How to eat well on a budget
While eating purely organic food is ideal, there are measures you can put into place to reduce chemical exposure and improve the quality of the food your family eats.
Shopping at a local farmers’ market is a good place to start and can be signiﬁcantly less expensive than big brand supermarkets or organic shops. While the produce may not be 100% organic, shopping locally means a shorter transit time from the farm to your fridge, meaning higher nutrient retention than produce purchased at the supermarket (which can be weeks old by the time you take it home, resulting in loss of vitamins and minerals).
Washing non-organic produce before consuming is important for reducing pesticide residue. Check out our resource on ‘how to reduce pesticides from non-organic fruit and veggies’ for more information on eﬀective washing methods.
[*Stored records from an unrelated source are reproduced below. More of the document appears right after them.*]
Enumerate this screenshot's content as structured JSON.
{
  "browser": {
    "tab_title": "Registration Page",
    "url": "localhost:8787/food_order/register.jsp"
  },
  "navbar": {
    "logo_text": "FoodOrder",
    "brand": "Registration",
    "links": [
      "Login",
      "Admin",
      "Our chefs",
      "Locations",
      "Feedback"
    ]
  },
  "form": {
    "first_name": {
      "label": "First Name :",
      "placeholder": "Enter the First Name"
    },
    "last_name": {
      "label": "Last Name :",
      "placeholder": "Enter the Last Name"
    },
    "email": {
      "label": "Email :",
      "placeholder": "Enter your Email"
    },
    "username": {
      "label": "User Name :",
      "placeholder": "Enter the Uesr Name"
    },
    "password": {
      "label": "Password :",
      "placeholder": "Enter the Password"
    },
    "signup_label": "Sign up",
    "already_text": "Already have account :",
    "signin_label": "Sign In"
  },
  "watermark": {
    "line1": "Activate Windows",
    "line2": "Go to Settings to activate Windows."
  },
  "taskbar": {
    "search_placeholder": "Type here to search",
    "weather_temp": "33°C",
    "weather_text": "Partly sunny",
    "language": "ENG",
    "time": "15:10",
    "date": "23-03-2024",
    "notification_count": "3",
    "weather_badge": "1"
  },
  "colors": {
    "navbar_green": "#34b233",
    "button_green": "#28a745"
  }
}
Prioritize these foods to purchase organic if you can: Australian crops with the highest pesticide residue (5) – apples, wheat, strawberries, pears, grapes, lettuce, nectarine, peaches.
Always look for organic certification
ACO (Australian Certiﬁed Organic) is Australia’s largest certiﬁer of organic and biodynamic produce.
Being responsible for more than half of the world’s organic produce, Australia has some of the most stringent testing requirements in the world for acquiring organic certiﬁcation, and ACO holds international accreditation for standards of integrity, impartiality, and objectivity (4).
- Barański, M., et al., Higher antioxidant and lower cadmium concentrations and lower incidence of pesticide residues in organically grown crops: a systematic literature review and meta-analyze. British Journal of Nutrition, 2014. 112(5): p. 794-811.
- Roberts, J.R., et al., Pesticide Exposure in Children. Pediatrics, 2012. 130(6): p. e1765-1788. 3. Koletzko, B., et al., Pesticides in dietary foods for infants and young children. Report of the Working Group on Pesticides in Baby Foods of the European Society for Paediatric Gastroenterology, Hepatology, and Nutrition (ESPGHAN). Archives of Disease in Childhood, 1999. 80(1): p. 91-92.